4 criterio del vantaggio fiscale principale realizzato in Italia.

Con riferimento agli hallmarks classificati nella lettera E) «Elementi distintivi specifici relativi ai prezzi di trasferimento» oltre alla natura transfrontaliera del meccanismo da cui potrebbero derivare valutazioni non conformi all’arms lenght principle, deve essere solamente verificato il criterio della riduzione d’imposta senza che sia soddisfatto il parametro del vantaggio principale.

La potenziale riduzione d’imposta va rapportata alla differenza fra le imposte da assolvere sulla base di uno o più meccanismi e le imposte che sarebbero dovute in assenza di tali accordi (articolo 7 comma 3 Dm 17/11/20).

In particolare secondo l’hallmark E.2) andrebbe comunicato ogni schema che comporta il trasferimento di beni immateriali o diritti su beni immateriali di difficile valutazione per i quali al momento del loro trasferimento fra imprese associate non esistono transazioni comparabili e le proiezioni dei flussi di cassa futuri o il reddito derivante dal bene trasferito, rendono impraticabile prevederne la profittabilità complessiva.

Il problema diviene dunque se un’impresa, facente parte di un gruppo multinazionale, debba o meno notificare all’Agenzia la semplice concessione in licenza di marchi, brevetti, diritti di utilizzazione delle opere dell’ingegno, know-how e simili a fronte del pagamento di una royalty dalla propria controllata. Qualora non ci fossero “asimmetrie” riservate al trattamento fiscale del medesimo componente di reddito da parte della legislazione adottata da diverse giurisdizioni lo schema non rientrerebbe nell’hallmark C.1) come chiaramente desumibile dall’Esempio 19 della circolare 2/21 § 8.3.1.

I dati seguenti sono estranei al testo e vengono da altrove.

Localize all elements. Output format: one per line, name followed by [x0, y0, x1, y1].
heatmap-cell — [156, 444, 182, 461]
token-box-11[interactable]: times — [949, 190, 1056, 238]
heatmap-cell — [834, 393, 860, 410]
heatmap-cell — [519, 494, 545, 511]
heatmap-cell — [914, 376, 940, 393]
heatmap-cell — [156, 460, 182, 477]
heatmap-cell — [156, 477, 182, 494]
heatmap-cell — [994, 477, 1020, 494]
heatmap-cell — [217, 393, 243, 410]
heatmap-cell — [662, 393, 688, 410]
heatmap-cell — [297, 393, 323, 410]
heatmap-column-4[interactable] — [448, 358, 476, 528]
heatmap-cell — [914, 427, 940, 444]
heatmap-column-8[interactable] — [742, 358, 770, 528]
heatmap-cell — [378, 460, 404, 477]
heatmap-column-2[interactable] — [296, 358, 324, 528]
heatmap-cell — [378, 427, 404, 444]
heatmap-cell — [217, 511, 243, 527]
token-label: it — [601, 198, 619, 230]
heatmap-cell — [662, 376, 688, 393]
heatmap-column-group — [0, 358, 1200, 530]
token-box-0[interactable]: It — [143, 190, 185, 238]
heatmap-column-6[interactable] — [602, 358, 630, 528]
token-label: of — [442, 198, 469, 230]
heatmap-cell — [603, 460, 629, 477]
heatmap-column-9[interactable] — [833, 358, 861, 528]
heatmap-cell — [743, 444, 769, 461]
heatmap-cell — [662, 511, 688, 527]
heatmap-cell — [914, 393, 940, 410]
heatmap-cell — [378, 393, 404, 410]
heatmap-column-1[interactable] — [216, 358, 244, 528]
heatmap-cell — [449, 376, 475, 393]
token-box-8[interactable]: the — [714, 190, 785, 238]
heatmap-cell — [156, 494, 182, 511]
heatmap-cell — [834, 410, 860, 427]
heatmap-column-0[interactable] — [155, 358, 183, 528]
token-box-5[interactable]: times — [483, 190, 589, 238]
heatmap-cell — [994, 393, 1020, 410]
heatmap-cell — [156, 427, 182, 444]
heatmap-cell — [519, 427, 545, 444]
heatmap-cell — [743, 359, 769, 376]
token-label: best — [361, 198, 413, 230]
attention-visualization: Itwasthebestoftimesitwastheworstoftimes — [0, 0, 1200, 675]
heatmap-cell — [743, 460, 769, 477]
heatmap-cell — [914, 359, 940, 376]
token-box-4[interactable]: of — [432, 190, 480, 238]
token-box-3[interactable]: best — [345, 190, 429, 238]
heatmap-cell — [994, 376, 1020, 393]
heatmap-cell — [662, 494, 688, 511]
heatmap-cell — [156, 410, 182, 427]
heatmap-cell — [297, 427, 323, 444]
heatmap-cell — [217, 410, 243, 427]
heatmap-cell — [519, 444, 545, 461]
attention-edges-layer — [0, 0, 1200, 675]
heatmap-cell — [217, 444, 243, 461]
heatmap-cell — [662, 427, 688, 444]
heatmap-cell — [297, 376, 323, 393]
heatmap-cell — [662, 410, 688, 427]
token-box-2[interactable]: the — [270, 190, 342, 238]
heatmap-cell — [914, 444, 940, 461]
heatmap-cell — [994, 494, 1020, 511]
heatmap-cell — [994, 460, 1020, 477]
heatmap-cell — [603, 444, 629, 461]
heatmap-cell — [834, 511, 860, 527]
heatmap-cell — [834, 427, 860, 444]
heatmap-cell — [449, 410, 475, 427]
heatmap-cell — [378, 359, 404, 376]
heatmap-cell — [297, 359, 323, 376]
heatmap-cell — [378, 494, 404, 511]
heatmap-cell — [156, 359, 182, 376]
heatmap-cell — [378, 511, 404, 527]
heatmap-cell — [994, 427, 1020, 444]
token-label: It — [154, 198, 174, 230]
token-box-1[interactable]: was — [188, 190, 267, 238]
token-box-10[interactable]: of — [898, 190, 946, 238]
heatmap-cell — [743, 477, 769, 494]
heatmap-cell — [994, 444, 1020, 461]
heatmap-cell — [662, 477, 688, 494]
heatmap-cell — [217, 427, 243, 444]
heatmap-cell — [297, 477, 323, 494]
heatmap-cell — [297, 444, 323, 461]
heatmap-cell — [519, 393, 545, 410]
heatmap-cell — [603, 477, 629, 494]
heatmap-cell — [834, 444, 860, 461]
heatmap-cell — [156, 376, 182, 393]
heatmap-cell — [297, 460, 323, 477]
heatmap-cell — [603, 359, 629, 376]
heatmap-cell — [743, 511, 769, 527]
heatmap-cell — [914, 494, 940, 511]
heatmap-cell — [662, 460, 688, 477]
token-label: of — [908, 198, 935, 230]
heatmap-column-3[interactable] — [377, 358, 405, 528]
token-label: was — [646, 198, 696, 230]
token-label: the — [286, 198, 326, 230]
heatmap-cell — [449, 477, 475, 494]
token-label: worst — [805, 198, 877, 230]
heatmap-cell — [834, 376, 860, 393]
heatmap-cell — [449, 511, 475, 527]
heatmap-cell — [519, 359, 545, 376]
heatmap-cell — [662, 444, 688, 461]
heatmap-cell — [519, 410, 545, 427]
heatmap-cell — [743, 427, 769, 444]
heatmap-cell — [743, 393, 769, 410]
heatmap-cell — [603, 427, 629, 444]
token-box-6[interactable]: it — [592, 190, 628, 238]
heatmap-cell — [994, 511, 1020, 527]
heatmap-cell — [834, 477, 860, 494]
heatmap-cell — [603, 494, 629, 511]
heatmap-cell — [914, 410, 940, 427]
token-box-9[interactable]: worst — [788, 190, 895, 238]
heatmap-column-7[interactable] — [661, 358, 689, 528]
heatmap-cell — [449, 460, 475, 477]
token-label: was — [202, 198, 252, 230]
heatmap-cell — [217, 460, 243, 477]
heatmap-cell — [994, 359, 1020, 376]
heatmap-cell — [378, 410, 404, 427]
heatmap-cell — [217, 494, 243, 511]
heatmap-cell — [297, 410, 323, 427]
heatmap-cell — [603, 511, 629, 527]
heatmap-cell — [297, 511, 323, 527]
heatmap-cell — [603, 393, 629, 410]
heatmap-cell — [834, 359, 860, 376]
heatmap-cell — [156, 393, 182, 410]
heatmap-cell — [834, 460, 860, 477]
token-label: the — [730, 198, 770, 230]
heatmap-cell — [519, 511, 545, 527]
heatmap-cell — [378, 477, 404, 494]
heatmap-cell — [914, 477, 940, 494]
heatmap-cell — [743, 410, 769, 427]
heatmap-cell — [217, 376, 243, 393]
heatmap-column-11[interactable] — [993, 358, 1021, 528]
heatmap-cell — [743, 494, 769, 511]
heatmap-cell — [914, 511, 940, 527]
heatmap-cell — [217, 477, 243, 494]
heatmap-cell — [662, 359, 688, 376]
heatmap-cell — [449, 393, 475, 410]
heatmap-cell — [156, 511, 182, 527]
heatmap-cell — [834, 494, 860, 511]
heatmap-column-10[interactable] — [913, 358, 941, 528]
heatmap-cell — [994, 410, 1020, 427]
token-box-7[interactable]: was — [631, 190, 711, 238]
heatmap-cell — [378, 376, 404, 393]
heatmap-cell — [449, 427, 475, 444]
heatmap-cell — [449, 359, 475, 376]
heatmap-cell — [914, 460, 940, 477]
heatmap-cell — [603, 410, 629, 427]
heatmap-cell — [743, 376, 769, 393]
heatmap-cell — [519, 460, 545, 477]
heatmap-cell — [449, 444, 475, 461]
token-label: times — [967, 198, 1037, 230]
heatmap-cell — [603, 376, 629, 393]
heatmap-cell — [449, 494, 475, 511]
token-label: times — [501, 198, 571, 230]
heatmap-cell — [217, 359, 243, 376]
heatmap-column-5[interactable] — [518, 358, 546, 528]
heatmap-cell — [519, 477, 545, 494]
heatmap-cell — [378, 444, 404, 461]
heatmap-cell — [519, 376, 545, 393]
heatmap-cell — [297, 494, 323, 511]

La sua collocazione diverrebbe allora l’elemento distintivo di cui alla lettera E.2), in quanto la comunicazione dipenderebbe dalla circostanza che il rischio potenziale è insito nella natura o complessità dell’oggetto, dovendo avere riguardo esclusivamente alla struttura del meccanismo. Tuttavia il concetto di «trasferimento» di un bene immateriale o la «concessione di un diritto» è da sempre molto labile, in quanto a secondo del perimetro che gli si vuole attribuire, può comprendere o meno l’utilizzazione industriale del bene o la concessione in licenza. Del resto anche in questo caso l’Esempio 28 (circolare 2/21 § 8.5.2) non fa che aumentare gli equivoci, laddove la concessione in licenza del bene immateriale sembra subordinare la notifica al trasferimento/vendita al nuovo concedente.

Sarebbe opportuno a questo punto un chiarimento in quanto, diversamente argomentando, oltre al regime sanzionatorio, verrebbe raddoppiato l’adempimento già previsto in tema di documentazione idonea a consentire il riscontro della conformità al principio di libera concorrenza, con buona pace delle semplificazioni.